Un documentaire simplement malhonnête
In fine ce documentaire est incroyablement à charge, clairement propagandiste, contre un Poutine et une Russie qui agiraient à l’échelle planétaire pour porter au pouvoir « leurs » candidats, dont Trump et Marine Le Pen. L’esprit critique, la mise en perspective sont absents. La Russie trafiquerait donc les élections des démocraties libérales, favorisant « l’extrême droite ». La Russie est ce grand méchant que l’occident des élites mondialisées se construit pour se faire peur, et se persuader qu’il est le Camp du Bien.

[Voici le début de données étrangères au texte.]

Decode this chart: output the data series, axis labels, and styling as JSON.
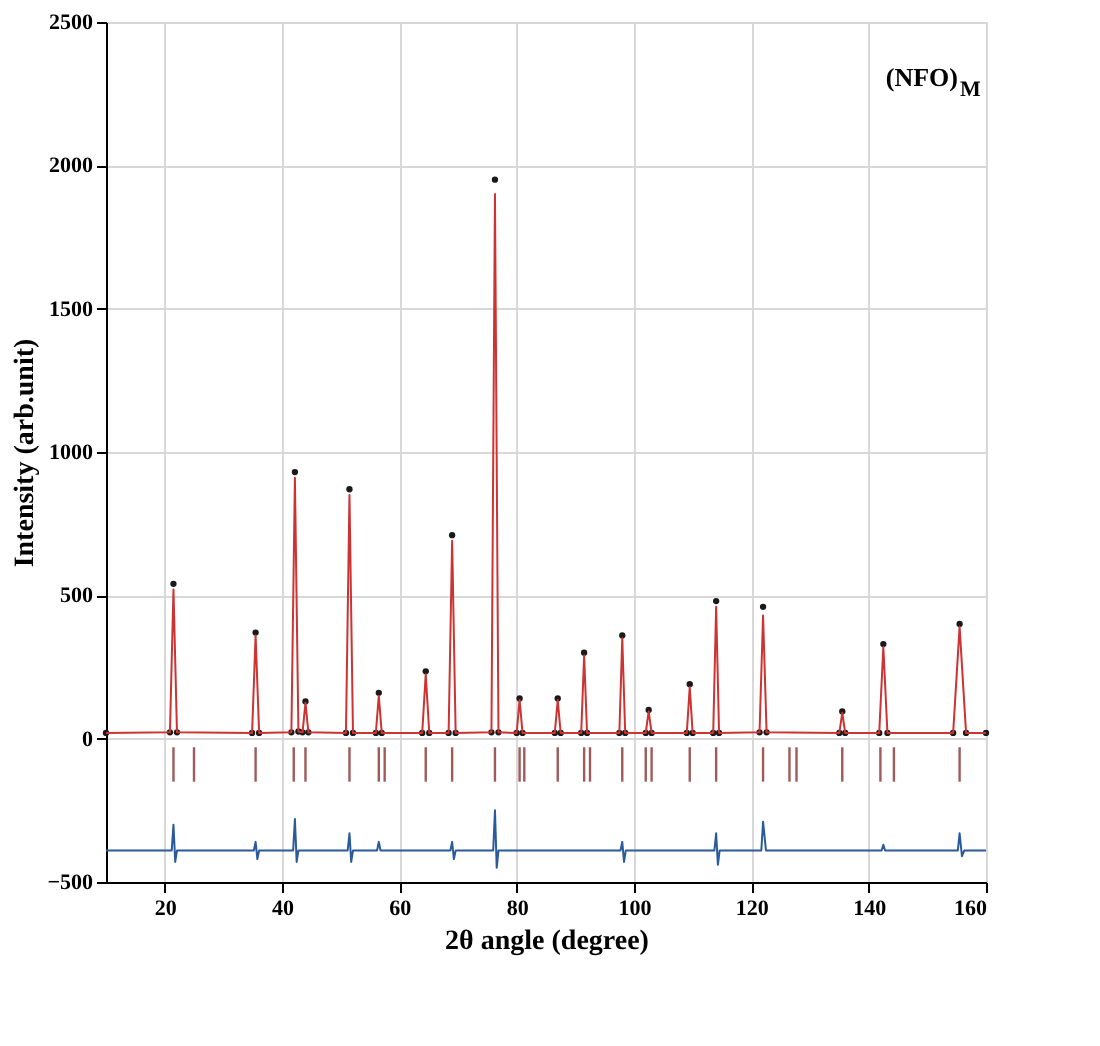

Une jeune femme, un blogueur russe, quelques pages FB, un « fan club » russe favorable à Marine Le Pen, l’AFD, les supposées « fake » relatives aux viols perpétrés par des migrants en Allemagne, un « témoin » homophobe qui admire Jean-Marie Le Pen, quatre membres de La Manif Pour Tous qui soutiennent Poutine, un prêt bancaire… et voilà une chaîne de télévision, Arte, qui travaille par ailleurs à débusquer les fake news, par exemple en association avec Libération, qui diffuse ici un documentaire qui sent bon son complotisme visant à montrer que Marine Le pen aurait été « transformée en agent d’influence du Kremlin ». Au centre, un jeune russe en tee-shirt qui ferait et déferait les élections mondiales… « Que voulait Poutine de Marie Le Pen ? ». C’est diffusé 5 jours avant les élections en Russie, et ce n’est pas un fake. On attend un documentaire du même réalisateur sur les « agents d’influence » et les soutiens non russes de Macron. Chiche ? Ou bien sur le rôle des aliens dans la politique française. Arte est tellement accueillante.